Estudante do ISCTE ganhou o prémio de gestão do Expresso e do Banco Santander, que em 15 anos já distinguiu 75 estudantes de universidades portuguesas. O que está em jogo são MBA com propinas pagas, para dar asas aos projetos dos futuros líderes de empresas

João Ramadas, licenciado em Gestão pelo ISCTE e com um mestrado da Católica, é o vencedor em 2018 do Primus Inter Pares, prémio do jornal Expresso e do Banco Santander que já vai na 15ª edição e cujo objetivo é o de identificar em Portugal os novos talentos enquanto líderes de empresas junto dos estudantes universitários. O anúncio foi feito na cerimónia de entrega do prémio que decorreu esta segunda-feira no Sud Lisboa.

Inês Cunha, com licenciatura em Economia e mestrado em Finanças da Nova, ficou em segundo lugar, e Inês Santos, licenciada em Gestão na Católica e com mestra do em Gestão na Nova, conquistou o terceiro lugar. Os restantes classificados foram Nuno Fonseca, da Faculdade de Economia da Universidade do Porto, e Guilherme Coelho, da Universidade de Coimbra, que ficaram ambos em quarto lugar.

Aos 22 anos, João Ramadas, vencedor do prémio, tem a ambição de "ter uma posição de responsabilidade numa empresa que tenha impacto na vida das pessoas".

O prémio Primus Inter Pares consiste num MBA com propinas pagas numa escola de negócios (business school) nacional ou internacional. O prémio de gestão do Expresso e do Santander vai este ano na 15a edição, tendo recebido cerca de 100 candidaturas.

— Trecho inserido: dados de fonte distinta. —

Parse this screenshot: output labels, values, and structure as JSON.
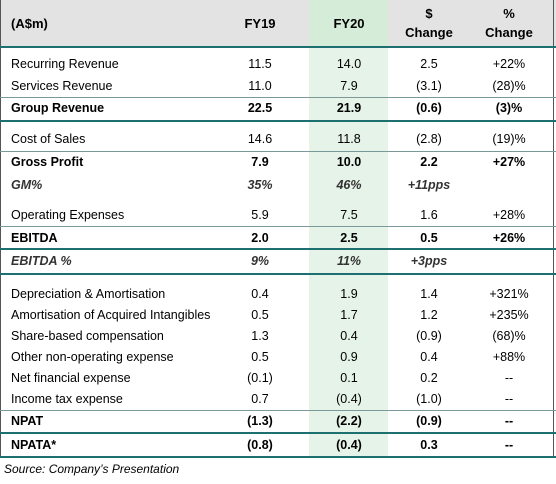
{
  "header": {
    "label": "(A$m)",
    "fy19": "FY19",
    "fy20": "FY20",
    "dollar_top": "$",
    "dollar_bottom": "Change",
    "pct_top": "%",
    "pct_bottom": "Change"
  },
  "rows": [
    {
      "label": "Recurring Revenue",
      "fy19": "11.5",
      "fy20": "14.0",
      "dchg": "2.5",
      "pchg": "+22%"
    },
    {
      "label": "Services Revenue",
      "fy19": "11.0",
      "fy20": "7.9",
      "dchg": "(3.1)",
      "pchg": "(28)%"
    },
    {
      "label": "Group Revenue",
      "fy19": "22.5",
      "fy20": "21.9",
      "dchg": "(0.6)",
      "pchg": "(3)%"
    },
    {
      "label": "Cost of Sales",
      "fy19": "14.6",
      "fy20": "11.8",
      "dchg": "(2.8)",
      "pchg": "(19)%"
    },
    {
      "label": "Gross Profit",
      "fy19": "7.9",
      "fy20": "10.0",
      "dchg": "2.2",
      "pchg": "+27%"
    },
    {
      "label": "GM%",
      "fy19": "35%",
      "fy20": "46%",
      "dchg": "+11pps",
      "pchg": ""
    },
    {
      "label": "Operating Expenses",
      "fy19": "5.9",
      "fy20": "7.5",
      "dchg": "1.6",
      "pchg": "+28%"
    },
    {
      "label": "EBITDA",
      "fy19": "2.0",
      "fy20": "2.5",
      "dchg": "0.5",
      "pchg": "+26%"
    },
    {
      "label": "EBITDA %",
      "fy19": "9%",
      "fy20": "11%",
      "dchg": "+3pps",
      "pchg": ""
    },
    {
      "label": "Depreciation & Amortisation",
      "fy19": "0.4",
      "fy20": "1.9",
      "dchg": "1.4",
      "pchg": "+321%"
    },
    {
      "label": "Amortisation of Acquired Intangibles",
      "fy19": "0.5",
      "fy20": "1.7",
      "dchg": "1.2",
      "pchg": "+235%"
    },
    {
      "label": "Share-based compensation",
      "fy19": "1.3",
      "fy20": "0.4",
      "dchg": "(0.9)",
      "pchg": "(68)%"
    },
    {
      "label": "Other non-operating expense",
      "fy19": "0.5",
      "fy20": "0.9",
      "dchg": "0.4",
      "pchg": "+88%"
    },
    {
      "label": "Net financial expense",
      "fy19": "(0.1)",
      "fy20": "0.1",
      "dchg": "0.2",
      "pchg": "--"
    },
    {
      "label": "Income tax expense",
      "fy19": "0.7",
      "fy20": "(0.4)",
      "dchg": "(1.0)",
      "pchg": "--"
    },
    {
      "label": "NPAT",
      "fy19": "(1.3)",
      "fy20": "(2.2)",
      "dchg": "(0.9)",
      "pchg": "--"
    },
    {
      "label": "NPATA*",
      "fy19": "(0.8)",
      "fy20": "(0.4)",
      "dchg": "0.3",
      "pchg": "--"
    }
  ],
  "source": "Source: Company’s Presentation"
}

"A democracia está em perigo e a liberdade ameaçada", avisa Balsemão

Os três vencedores foram eleitos por um júri constituído por Francisco Pinto Balsemão (presidente do grupo Impresa), António Vieira Monteiro (presidente executivo do banco Santander Portugal), António Vitorino, Estela Barbot e Raquel Seabra. Destacaram-se entre os cinco finalistas, apurados após intensas provas de seleção durante um fim-de-semana no Vimeiro, para testar as suas competências ao nível de espírito de equipa, criatividade ou capacidade de liderança.

Ao longo de 15 anos, o Primus Inter Pares já premiou 75 estudantes e recebeu ao todo cerca de mil candidaturas.

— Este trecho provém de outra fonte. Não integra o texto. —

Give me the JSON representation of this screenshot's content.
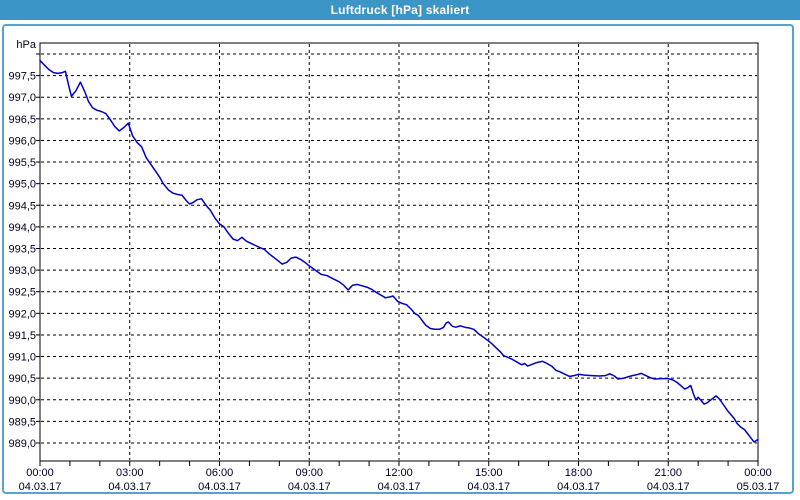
{
  "window": {
    "title": "Luftdruck [hPa] skaliert"
  },
  "colors": {
    "titlebar_bg": "#3B95C7",
    "titlebar_text": "#FFFFFF",
    "panel_border": "#58A2CE",
    "panel_bg": "#FFFFFF",
    "plot_border": "#000000",
    "grid": "#000000",
    "line": "#0000C8",
    "label_text": "#000020"
  },
  "chart_data": {
    "type": "line",
    "title": "Luftdruck [hPa] skaliert",
    "unit_label": "hPa",
    "xlabel": "",
    "ylabel": "hPa",
    "xlim_hours": [
      0,
      24
    ],
    "ylim": [
      988.6,
      998.25
    ],
    "grid": "dashed-black",
    "legend": "none",
    "y_ticks": [
      {
        "value": 998.0,
        "label": ""
      },
      {
        "value": 997.5,
        "label": "997,5"
      },
      {
        "value": 997.0,
        "label": "997,0"
      },
      {
        "value": 996.5,
        "label": "996,5"
      },
      {
        "value": 996.0,
        "label": "996,0"
      },
      {
        "value": 995.5,
        "label": "995,5"
      },
      {
        "value": 995.0,
        "label": "995,0"
      },
      {
        "value": 994.5,
        "label": "994,5"
      },
      {
        "value": 994.0,
        "label": "994,0"
      },
      {
        "value": 993.5,
        "label": "993,5"
      },
      {
        "value": 993.0,
        "label": "993,0"
      },
      {
        "value": 992.5,
        "label": "992,5"
      },
      {
        "value": 992.0,
        "label": "992,0"
      },
      {
        "value": 991.5,
        "label": "991,5"
      },
      {
        "value": 991.0,
        "label": "991,0"
      },
      {
        "value": 990.5,
        "label": "990,5"
      },
      {
        "value": 990.0,
        "label": "990,0"
      },
      {
        "value": 989.5,
        "label": "989,5"
      },
      {
        "value": 989.0,
        "label": "989,0"
      }
    ],
    "x_ticks": [
      {
        "hour": 0,
        "time": "00:00",
        "date": "04.03.17"
      },
      {
        "hour": 3,
        "time": "03:00",
        "date": "04.03.17"
      },
      {
        "hour": 6,
        "time": "06:00",
        "date": "04.03.17"
      },
      {
        "hour": 9,
        "time": "09:00",
        "date": "04.03.17"
      },
      {
        "hour": 12,
        "time": "12:00",
        "date": "04.03.17"
      },
      {
        "hour": 15,
        "time": "15:00",
        "date": "04.03.17"
      },
      {
        "hour": 18,
        "time": "18:00",
        "date": "04.03.17"
      },
      {
        "hour": 21,
        "time": "21:00",
        "date": "04.03.17"
      },
      {
        "hour": 24,
        "time": "00:00",
        "date": "05.03.17"
      }
    ],
    "minor_tick_every_hours": 1,
    "series": [
      {
        "name": "Luftdruck",
        "points": [
          [
            0.0,
            997.85
          ],
          [
            0.15,
            997.74
          ],
          [
            0.3,
            997.64
          ],
          [
            0.45,
            997.57
          ],
          [
            0.6,
            997.55
          ],
          [
            0.75,
            997.57
          ],
          [
            0.85,
            997.6
          ],
          [
            0.95,
            997.3
          ],
          [
            1.05,
            997.02
          ],
          [
            1.2,
            997.15
          ],
          [
            1.35,
            997.35
          ],
          [
            1.5,
            997.12
          ],
          [
            1.62,
            996.9
          ],
          [
            1.75,
            996.76
          ],
          [
            1.9,
            996.7
          ],
          [
            2.05,
            996.67
          ],
          [
            2.2,
            996.62
          ],
          [
            2.35,
            996.48
          ],
          [
            2.5,
            996.32
          ],
          [
            2.65,
            996.22
          ],
          [
            2.8,
            996.3
          ],
          [
            2.95,
            996.4
          ],
          [
            3.1,
            996.1
          ],
          [
            3.25,
            995.95
          ],
          [
            3.4,
            995.85
          ],
          [
            3.55,
            995.6
          ],
          [
            3.7,
            995.45
          ],
          [
            3.85,
            995.3
          ],
          [
            4.0,
            995.15
          ],
          [
            4.12,
            995.0
          ],
          [
            4.3,
            994.85
          ],
          [
            4.45,
            994.78
          ],
          [
            4.6,
            994.75
          ],
          [
            4.75,
            994.73
          ],
          [
            4.9,
            994.6
          ],
          [
            5.0,
            994.53
          ],
          [
            5.1,
            994.56
          ],
          [
            5.25,
            994.63
          ],
          [
            5.4,
            994.65
          ],
          [
            5.55,
            994.5
          ],
          [
            5.7,
            994.38
          ],
          [
            5.85,
            994.2
          ],
          [
            6.0,
            994.07
          ],
          [
            6.15,
            994.0
          ],
          [
            6.3,
            993.85
          ],
          [
            6.45,
            993.72
          ],
          [
            6.6,
            993.68
          ],
          [
            6.75,
            993.76
          ],
          [
            6.9,
            993.67
          ],
          [
            7.05,
            993.62
          ],
          [
            7.2,
            993.57
          ],
          [
            7.35,
            993.52
          ],
          [
            7.5,
            993.48
          ],
          [
            7.65,
            993.38
          ],
          [
            7.8,
            993.3
          ],
          [
            7.95,
            993.22
          ],
          [
            8.1,
            993.14
          ],
          [
            8.25,
            993.18
          ],
          [
            8.4,
            993.28
          ],
          [
            8.55,
            993.3
          ],
          [
            8.7,
            993.25
          ],
          [
            8.85,
            993.18
          ],
          [
            9.0,
            993.1
          ],
          [
            9.2,
            993.0
          ],
          [
            9.4,
            992.9
          ],
          [
            9.6,
            992.87
          ],
          [
            9.8,
            992.8
          ],
          [
            10.0,
            992.73
          ],
          [
            10.15,
            992.65
          ],
          [
            10.3,
            992.54
          ],
          [
            10.45,
            992.65
          ],
          [
            10.6,
            992.67
          ],
          [
            10.75,
            992.64
          ],
          [
            10.95,
            992.6
          ],
          [
            11.1,
            992.55
          ],
          [
            11.25,
            992.48
          ],
          [
            11.4,
            992.42
          ],
          [
            11.55,
            992.36
          ],
          [
            11.7,
            992.38
          ],
          [
            11.8,
            992.4
          ],
          [
            11.95,
            992.28
          ],
          [
            12.1,
            992.23
          ],
          [
            12.25,
            992.2
          ],
          [
            12.4,
            992.1
          ],
          [
            12.52,
            992.0
          ],
          [
            12.65,
            991.95
          ],
          [
            12.78,
            991.83
          ],
          [
            12.9,
            991.72
          ],
          [
            13.05,
            991.65
          ],
          [
            13.2,
            991.63
          ],
          [
            13.35,
            991.63
          ],
          [
            13.48,
            991.67
          ],
          [
            13.58,
            991.78
          ],
          [
            13.65,
            991.8
          ],
          [
            13.78,
            991.7
          ],
          [
            13.9,
            991.68
          ],
          [
            14.05,
            991.71
          ],
          [
            14.2,
            991.68
          ],
          [
            14.35,
            991.66
          ],
          [
            14.5,
            991.63
          ],
          [
            14.65,
            991.53
          ],
          [
            14.8,
            991.46
          ],
          [
            14.95,
            991.38
          ],
          [
            15.1,
            991.3
          ],
          [
            15.25,
            991.2
          ],
          [
            15.4,
            991.1
          ],
          [
            15.5,
            991.02
          ],
          [
            15.65,
            990.98
          ],
          [
            15.8,
            990.93
          ],
          [
            15.95,
            990.87
          ],
          [
            16.1,
            990.81
          ],
          [
            16.2,
            990.84
          ],
          [
            16.3,
            990.78
          ],
          [
            16.45,
            990.82
          ],
          [
            16.6,
            990.86
          ],
          [
            16.8,
            990.89
          ],
          [
            16.95,
            990.84
          ],
          [
            17.1,
            990.78
          ],
          [
            17.25,
            990.68
          ],
          [
            17.4,
            990.64
          ],
          [
            17.55,
            990.59
          ],
          [
            17.7,
            990.54
          ],
          [
            17.85,
            990.56
          ],
          [
            18.0,
            990.59
          ],
          [
            18.2,
            990.57
          ],
          [
            18.45,
            990.56
          ],
          [
            18.7,
            990.55
          ],
          [
            18.9,
            990.56
          ],
          [
            19.05,
            990.6
          ],
          [
            19.2,
            990.55
          ],
          [
            19.32,
            990.48
          ],
          [
            19.5,
            990.5
          ],
          [
            19.65,
            990.53
          ],
          [
            19.8,
            990.56
          ],
          [
            19.95,
            990.58
          ],
          [
            20.1,
            990.61
          ],
          [
            20.25,
            990.56
          ],
          [
            20.4,
            990.51
          ],
          [
            20.55,
            990.48
          ],
          [
            20.75,
            990.49
          ],
          [
            21.0,
            990.49
          ],
          [
            21.15,
            990.46
          ],
          [
            21.3,
            990.4
          ],
          [
            21.45,
            990.31
          ],
          [
            21.55,
            990.25
          ],
          [
            21.65,
            990.28
          ],
          [
            21.75,
            990.33
          ],
          [
            21.85,
            990.12
          ],
          [
            21.92,
            990.0
          ],
          [
            22.0,
            990.06
          ],
          [
            22.1,
            989.98
          ],
          [
            22.2,
            989.9
          ],
          [
            22.3,
            989.93
          ],
          [
            22.45,
            990.01
          ],
          [
            22.6,
            990.09
          ],
          [
            22.72,
            990.01
          ],
          [
            22.85,
            989.88
          ],
          [
            23.0,
            989.73
          ],
          [
            23.1,
            989.65
          ],
          [
            23.2,
            989.57
          ],
          [
            23.3,
            989.45
          ],
          [
            23.42,
            989.37
          ],
          [
            23.55,
            989.31
          ],
          [
            23.65,
            989.22
          ],
          [
            23.75,
            989.13
          ],
          [
            23.87,
            989.02
          ],
          [
            23.95,
            989.06
          ],
          [
            24.0,
            989.08
          ]
        ]
      }
    ]
  }
}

Frisando que todos os cinco finalistas do prémio são "alunos brilhantes e francamente bons", Francisco Pinto Balsemão, presidente do júri, lembrou que "estamos a viver um mundo diferente precisa de gente nova, aguerrida e de distinguir o trigo do joio" e também que "a democracia está em perigo e a liberdade ameaçada, e estes jovens são demasiado bons para ficarem fora da intervenção que é necessária a nível da política e da sociedade civil".